Diagnosis:  Dorsal spines (total): 12-12; Dorsal soft rays (total): 10-10; Anal spines: 3-3; Anal soft rays: 11-11. This species is distinguished by the following characters: D XII,10; A III,11; pectoral rays 17; lateral line smoothly curved, following the dorsal contour of body, lateral pored scales 30-31; scales above origin of lateral line to origin of dorsal fin 8; small predorsal scales, becoming embedded anteriorly, ending in posterior interorbital; cheek with a patch of very small scales, posterior to center of eye, except for the broad naked flange of the preopercle; without scales on lower jaw; a broad sheath of scales basally on median fins; total gill rakers 20-23; dorsal profile of snout to above eye is straight, becoming smoothly convex on nape; snout length 2.7-3.0 in head length (HL); orbit diameter varying from 4.7 in HL in an 8.8-cm specimen to 9.3 in a 43.0-cm specimen; mouth is slightly oblique, forming an angle of about 20° to horizontal axis of body, the maxilla reaching to below anterior half of eye; front of jaws with 2 pairs of canine teeth that interdigitate when mouth closed, the middle pair of upper jaw and lateral pair of lower jaw are the largest and recurved, the middle pair of lower jaw about half length of lateral pair; side of jaws with a dental ridge of coalesced teeth bearing a row of small, stout, close-set, conical teeth, of which a series of 5 or 6 in middle of jaws are the largest; toothless palate; labial flaps are well-developed; dorsal spines progressively longer, with the last spine 2.0-2.2 in HL, the membranes deeply incised; 7th or 8th dorsal soft ray longest, 2.0-2.1 in HL; 3rd anal spine longest, about 2.0-2.4 in HL; caudal fin of juveniles is truncate, of adults double emarginate with long pointed lobes; pectoral-fin length of 15.9-32.0 cm SL individuals, 3.4-3.8 in SL, the fin length proportionately longer with growth; pelvic fins just reaching anus in 8.8-cm juvenile, reaching beyond third anal spine in a 36.0-cm adult; diagnostic color differences from B. astrolumbus include the central white bar of the juvenile diminishing to an oval yellow spot above the lateral line (vs. a spindle-shaped whitish to pink mark on the upper body extending below the lateral line (vs. ) and the caudal peduncle of the juvenile with a central white patch surrounded by dark (vs. a white bar extending full width) (Ref. 96378).

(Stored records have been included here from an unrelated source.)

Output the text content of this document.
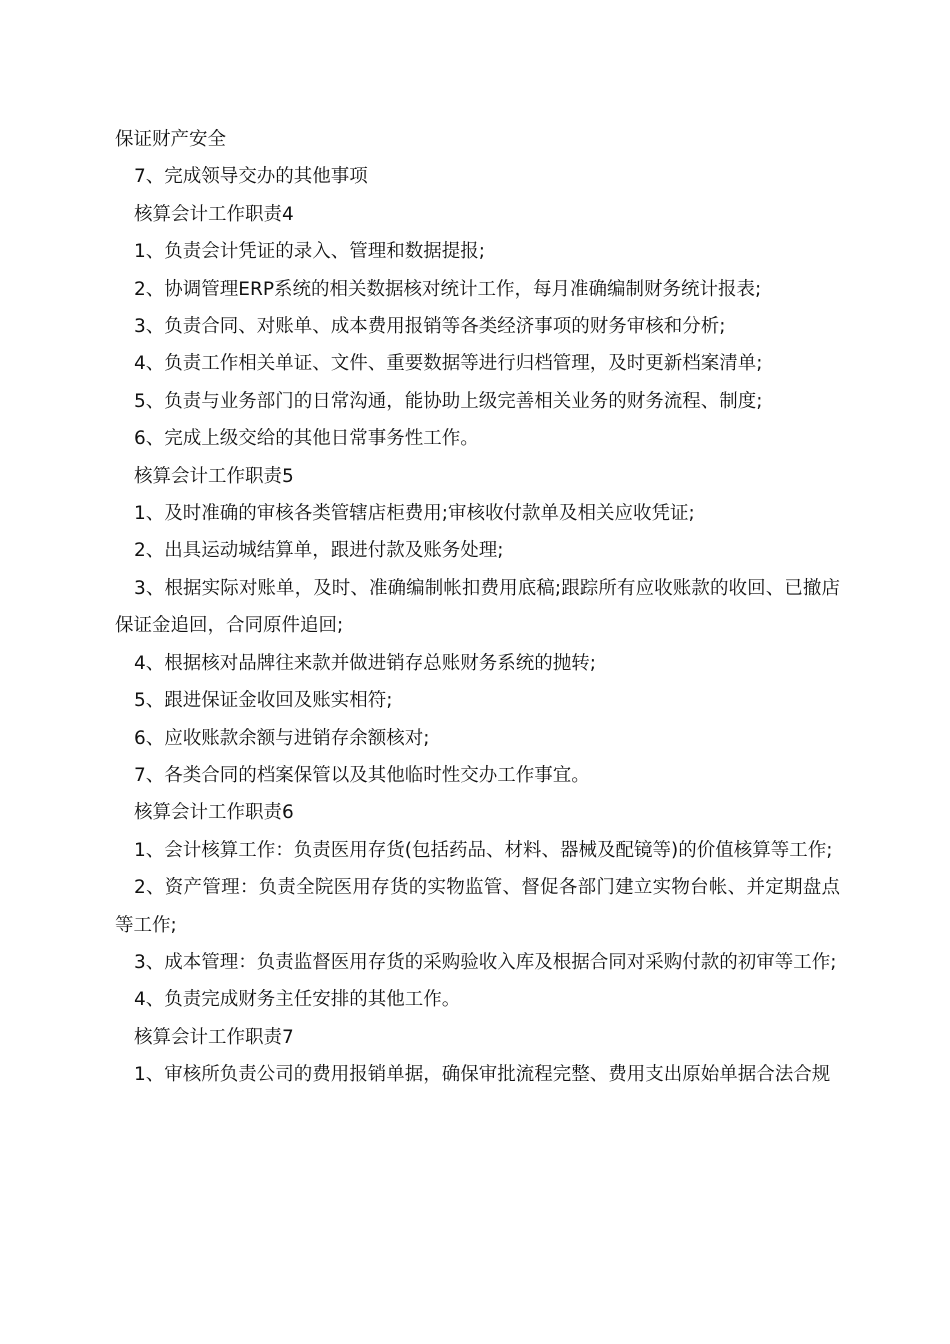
保证财产安全

7、完成领导交办的其他事项

核算会计工作职责4

1、负责会计凭证的录入、管理和数据提报;

2、协调管理ERP系统的相关数据核对统计工作，每月准确编制财务统计报表;

3、负责合同、对账单、成本费用报销等各类经济事项的财务审核和分析;

4、负责工作相关单证、文件、重要数据等进行归档管理，及时更新档案清单;

5、负责与业务部门的日常沟通，能协助上级完善相关业务的财务流程、制度;

6、完成上级交给的其他日常事务性工作。

核算会计工作职责5

1、及时准确的审核各类管辖店柜费用;审核收付款单及相关应收凭证;

2、出具运动城结算单，跟进付款及账务处理;

3、根据实际对账单，及时、准确编制帐扣费用底稿;跟踪所有应收账款的收回、已撤店保证金追回，合同原件追回;

4、根据核对品牌往来款并做进销存总账财务系统的抛转;

5、跟进保证金收回及账实相符;

6、应收账款余额与进销存余额核对;

7、各类合同的档案保管以及其他临时性交办工作事宜。

核算会计工作职责6

1、会计核算工作：负责医用存货(包括药品、材料、器械及配镜等)的价值核算等工作;

2、资产管理：负责全院医用存货的实物监管、督促各部门建立实物台帐、并定期盘点等工作;

3、成本管理：负责监督医用存货的采购验收入库及根据合同对采购付款的初审等工作;

4、负责完成财务主任安排的其他工作。

核算会计工作职责7

1、审核所负责公司的费用报销单据，确保审批流程完整、费用支出原始单据合法合规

Biology:  This species is reported to be found on deep offshore reefs as adults, but juveniles may occur as shallow as 9 m (Ref. 75973). Also, adults inhabit the vicinity of coral and rocky reefs, often over sand or rubble in deeper water. Feed mainly on benthic invertebrates such as mollusks and crustaceans (Ref. 9823). Oviparous, distinct pairing during breeding (Ref. 205). An excellent food fish (Ref. 3132).
IUCN Red List Status: Least Concern (LC); Date assessed: 12 April 2008 Ref. (126983)
Threat to humans:  harmless
Country info:  Reported from the Tubbataha Reefs (Ref. 53416). Outside distributional range, occurrence needs verification.